I’ll move on to that in a second, but first let’s acknowledge that the idea of free will has never been particularly well-defined outside of a moral accountability context. As MIT philosopher Richard Holton explains in this charming video, the idea as it is commonly used already conflates determinism, predictability, and foreknowledge into a single gooey mess:
I thought about this when I ran across Azim Shariff and Kathleen Vohs’ article about the social implications of free will in this month’s Scientific American: what do we really mean when we say “free will,” and what kind of social function does it serve?
Shariff and Vohs are no strangers to that question. Shariff co-wrote an important study earlier this year suggesting that people believe in free will because they think of other people as having it, not because they have it themselves, and that they become more likely to rely on the idea when they want to see other people punished for something. Vohs was principal author of an equally significant study that looked at the other side of the question, finding that when people didn’t believe in free will they were more likely to cheat.

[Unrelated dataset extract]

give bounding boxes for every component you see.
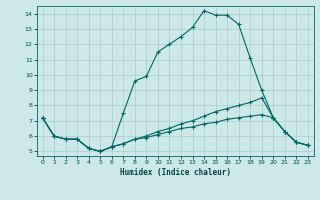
X-axis label: Humidex (Indice chaleur): Humidex (Indice chaleur) — [120, 168, 231, 177]
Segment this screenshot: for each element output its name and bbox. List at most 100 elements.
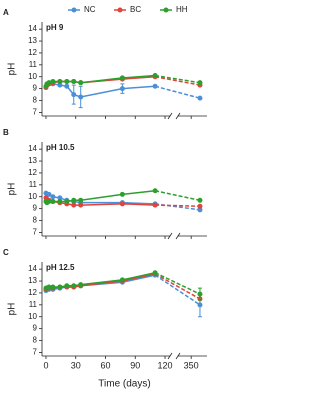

What this tells me is that free will is quite often an emotional tool used to justify retribution—punishment justified for its own sake, even if it doesn’t do anything to address the damage done by the crime, reduce the likelihood that the offender will commit similar crimes in the future, or deter others from following suit. The villain in an old Western deserves to die because he’s a terrible human being who did terrible things according to his own free will, and this makes him someone who fully deserves to suffer in kind. The hero does better, and this makes any suffering he endures unjust.
What Shariff and Vohs have found is that at least a significant percentage of the population relies on this kind of understanding of free will when they make moral decisions and assess the moral decisions of others. Their conclusion is supported by a 2010 study finding that a majority of participants, drawn from four different communities, believe that “(a) our universe is indeterministic and (b) moral responsibility is not compatible with determinism.”
But if free will helps us fear retribution and inflict retribution on others, it impedes our understanding of justice in other ways. The concept of free will ignores the role that personal history, mental illness, unequal access to resources, trauma, and other factors may play in our decisionmaking processes—which gives us less incentive to make sure that people are able to live the sorts of lives that allow them to avoid self-destructive, and other-destructive, behavior. “It is,” the 19th-century American political philosopher Frederick Douglass wrote, “easier to build strong children than repair broken men.” Easier, yes—but it doesn’t satisfy our need for retribution, and that need seems to be inextricably bound with the concept of free will.